Im Kern dieser Zauberei stand das ›Wort‹. Wurde das passende Wort ausgesprochen oder geschrieben, reichte dies aus. Namen hatten im alten Ägypten natürlich die höchste Bedeutung. Jeder Ägypter hatte eine Reihe verschiedener Namen, von denen nur einer echt war. Dieser wurde, falls möglich, niemandem enthüllt. Zaubersprüche, so kunstvoll sie auch gefertigt waren, konnten nur wirksam werden, wenn man sie gegen jemanden richtete, dessen wahren Namen man kannte. Von jemandem, dessen Macht der Macht des Pharaos nahekam, hieß es: »Nicht einmal seine Mutter weiß, wie er wirklich heißt.«

Niemand, erzählte Tafari den Priestern, kenne seinen wahren Namen.

Irgendwann bat angeblich ein alter ›abmnet‹ (Abt), man möge ihn Tafaris Handflächen untersuchen lassen. Er sah, dass die Stigmata da waren und die Lebenslinie in einem Sinnbild der Unendlichkeit zu sich selbst zurückführte. Tafari flüsterte ein Wort in das Ohr des Abtes, woraufhin alle Farbe aus dem Gesicht des alten Mannes wich. Er verließ den Raum wie im Schockzustand und weigerte sich, zurückzukehren oder mit seinen Kollegen zu sprechen.

Tafari beendete die Abschlusssitzung mit den Gelehrten und frommen Männern, indem er – so lebhaft, als habe er den Ereignissen persönlich beigewohnt – die Geschichte erzählte, wie König Salomon von Jerusalem Königin Makeda von Saba kennen- und lieben gelernt hatte. Unzählige Stunden, so wird berichtet, hörten die frommen Männer entzückt und aufmerksam zu, erstaunt über die intime Vertrautheit des Jungen mit den uralten Ereignissen und ohne ihn jemals zu unterbrechen.

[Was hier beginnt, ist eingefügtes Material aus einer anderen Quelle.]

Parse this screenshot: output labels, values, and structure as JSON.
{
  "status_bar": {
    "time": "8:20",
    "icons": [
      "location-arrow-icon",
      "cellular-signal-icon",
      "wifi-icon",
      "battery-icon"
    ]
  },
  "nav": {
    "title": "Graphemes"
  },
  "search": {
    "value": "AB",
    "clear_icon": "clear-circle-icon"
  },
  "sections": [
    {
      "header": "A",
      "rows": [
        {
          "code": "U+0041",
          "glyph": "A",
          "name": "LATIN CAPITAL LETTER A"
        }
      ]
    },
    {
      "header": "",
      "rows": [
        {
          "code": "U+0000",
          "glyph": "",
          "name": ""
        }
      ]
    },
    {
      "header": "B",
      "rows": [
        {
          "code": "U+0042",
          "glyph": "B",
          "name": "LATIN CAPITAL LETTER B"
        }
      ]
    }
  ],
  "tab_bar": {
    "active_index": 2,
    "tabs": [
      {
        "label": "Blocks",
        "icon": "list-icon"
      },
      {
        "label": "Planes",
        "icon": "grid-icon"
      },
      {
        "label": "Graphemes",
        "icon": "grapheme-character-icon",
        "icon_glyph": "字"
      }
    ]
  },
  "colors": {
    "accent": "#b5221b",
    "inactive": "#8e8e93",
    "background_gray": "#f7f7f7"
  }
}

Der Junge sprach langsam und sorgfältig und ließ keine Einzelheit aus, ob es nun um den Stand der Sonne an einem bestimmten Tag und das nachfolgende Wetter ging, um die Architektur und Innenausstattung der Paläste, den Schmutz der Sklavenhütten, den stechenden, wundscheuernden Staub der städtischen Straßen, das heraufsteigende spätnachmittägliche Hitzeflirren aus den weiträumigen Wüstenbecken oder die Kleidung, die Reden, das Benehmen und sogar die Kost einer ehrwürdigen Gestalt, die in seiner Erzählung vorkam. Gefühlsbeschreibungen nahm er mit besonderem Respekt vor, die Zusammenhänge verschiedener Schlüsselaspekte entwirrte er ohne Eile, und all dies verwob er gewandt zu einem Geflecht äußerst fesselnder Abhandlungen.

Laut Tafari hatte die hinreißende und reiche Königin Makeda durch den äthiopischen Kaufmannsprinzen Tamrin, den Besitzer von fast vierhundert Schiffen und fünfhundert Kamelen, von dem großen König Salomon erfahren. Nach seiner Rückkehr von einer Handelsreise nach Jerusalem, bei der er dem hebräischen König große Mengen Ebenholz, Rotgold und Saphire geliefert hatte, erzählte Tamrin Makeda von Salomons majestätischen Tempel, seinem Palast, seiner Güte und seiner Rechtschaffenheit als Richter über seine Untertanen.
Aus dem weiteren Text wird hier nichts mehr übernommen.